My solution, for what it's worth, is to have a set of icons, one for each window type (4 in your case) along the base of each window. Obviously, the one that matches the current window is greyed out. Using those icons, you can move between the windows, closing the current one (while saving its contents) and opening the new one in the same position as the one that closes, using %gp on the closure control, and %sp when opening the other window.

On another app, I drew the icons to look like tabs. Excel's tabs are at the base of the master window, while CorelDRAW!'s are near the topm. I found that, contrary to my expectations, large pictorial and coloured icons to move backwards and forwards through the windows worked rather better than icons that attempted to look like tabs, and better than forward/backwards images.

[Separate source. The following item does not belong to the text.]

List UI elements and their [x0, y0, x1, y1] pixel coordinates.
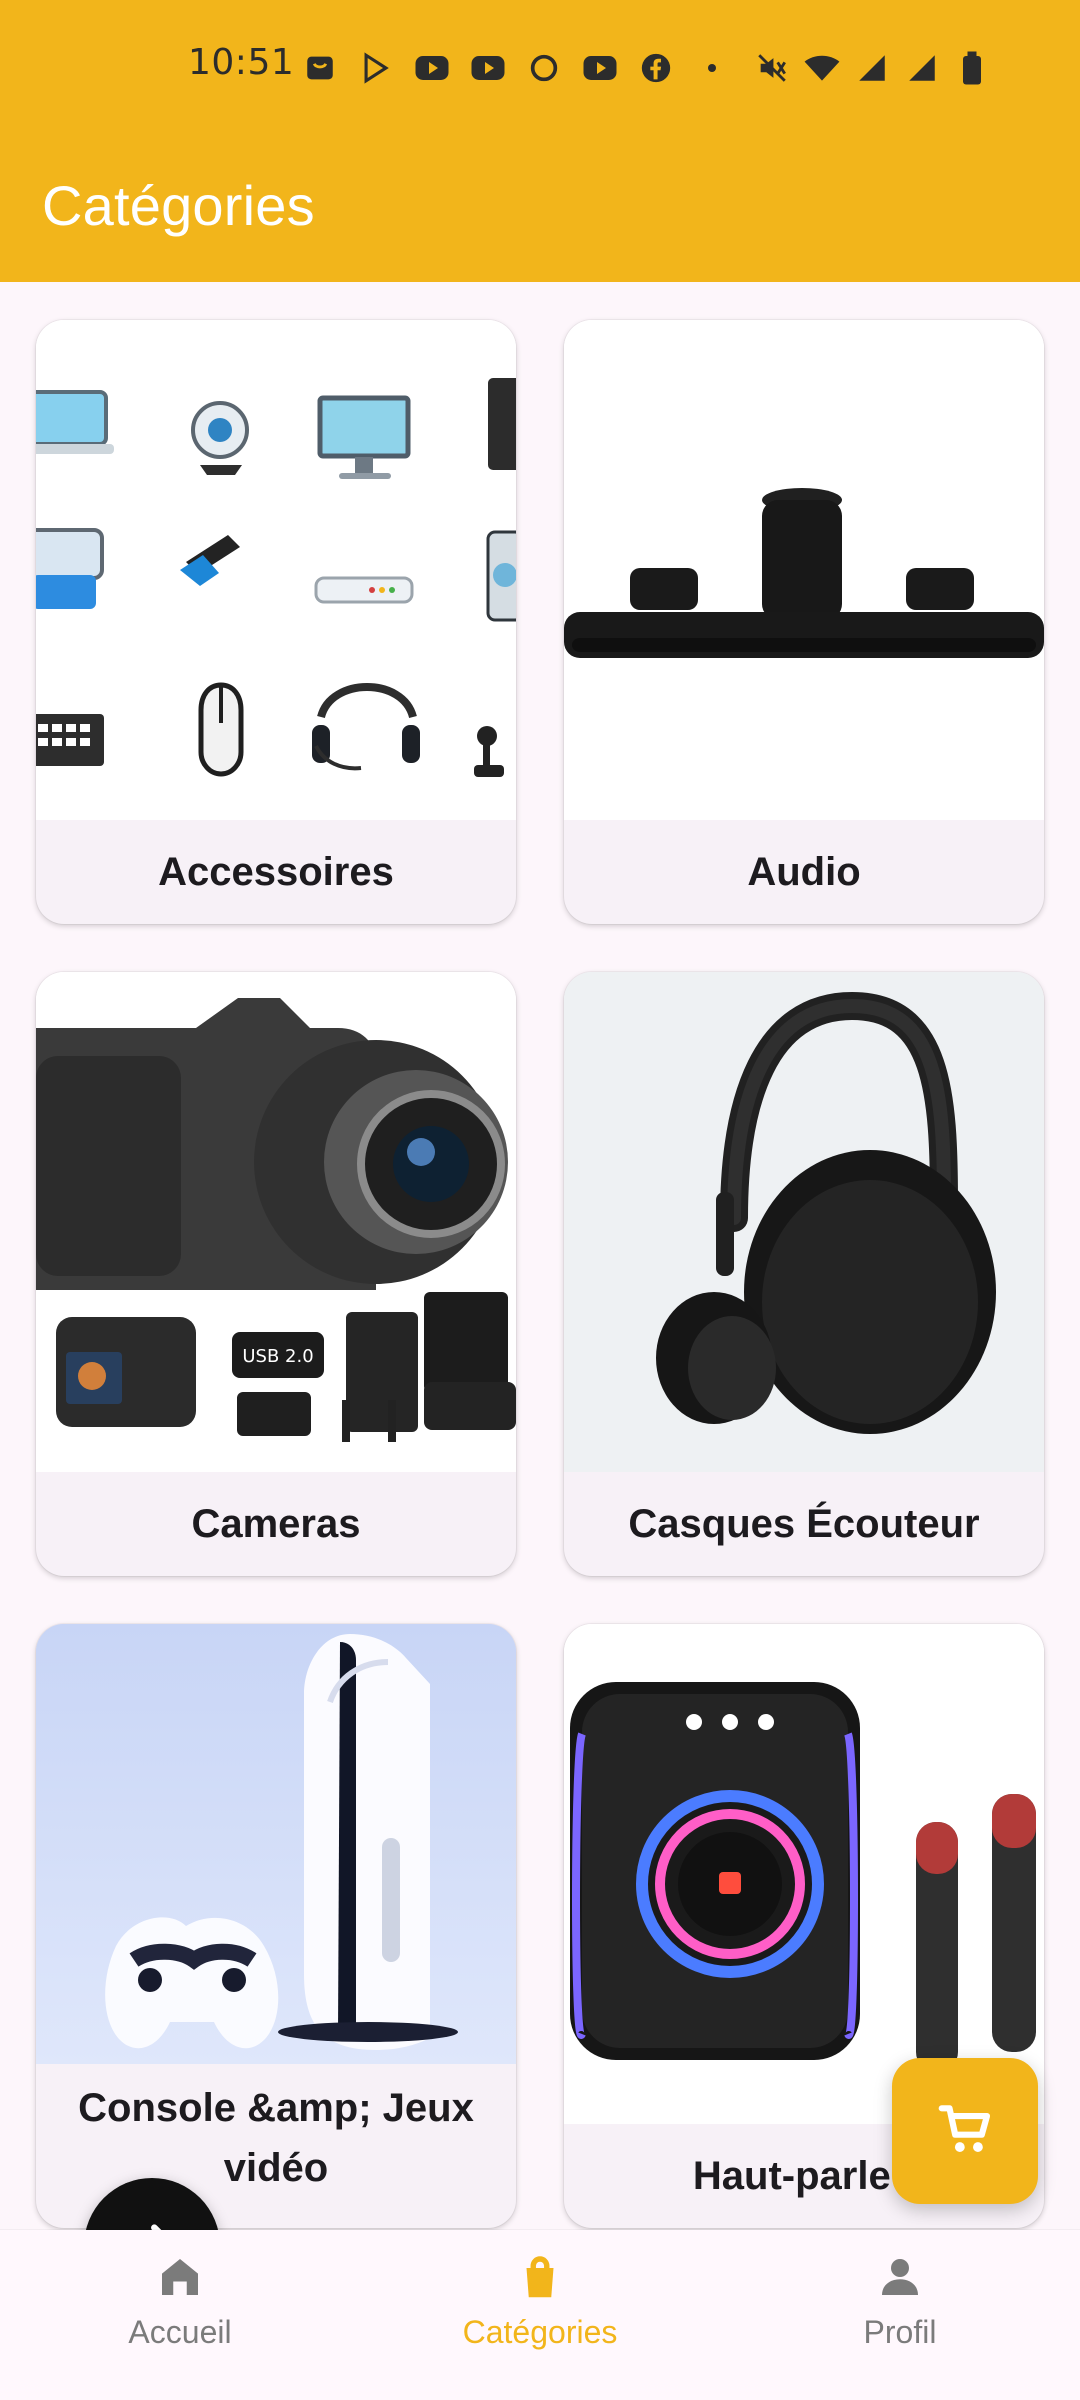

I suppose that the windows could all be child windows using %ch, but I haven't tried that.

I hope this is some help.

Eddie

4 Jan 2026 9:08 #32678

Eddie,

As always, your insights are helpful.

In addition, I have discovered that not all of the statements I made are true. For example, entering a control without editing, then 'Prev Menu' will still, sometimes, cause a crash. Stated another way: It will, at some point, crash, regardless of what one does EXCEPT cancelling the window via the 'X'. That has never failed, thus far. It will probably prove me wrong as well, at some point.

The non-deterministic nature of this problem will point me in a different way, I am sure.

Bill

4 Jan 2026 9:17 #32679

I looked at some older code of mine that used %ps extensively without issue. The difference was the option specified. My non-working one had no options. My working ones had the option 'ms_style,hot_track' as the option. When I added this in, everything appears to work.

5 Jan 2026 6:49 #32680

Two points of detail:

  1. hot_track implies ms_style.
  2. ms_style interfaces to the Microsoft tabcontrol, otherwise an original and native ClearWin+ control is used. So they are quite different.
6 Jan 2026 4:53 #32681

Thanks, Paul, for clearing up the details.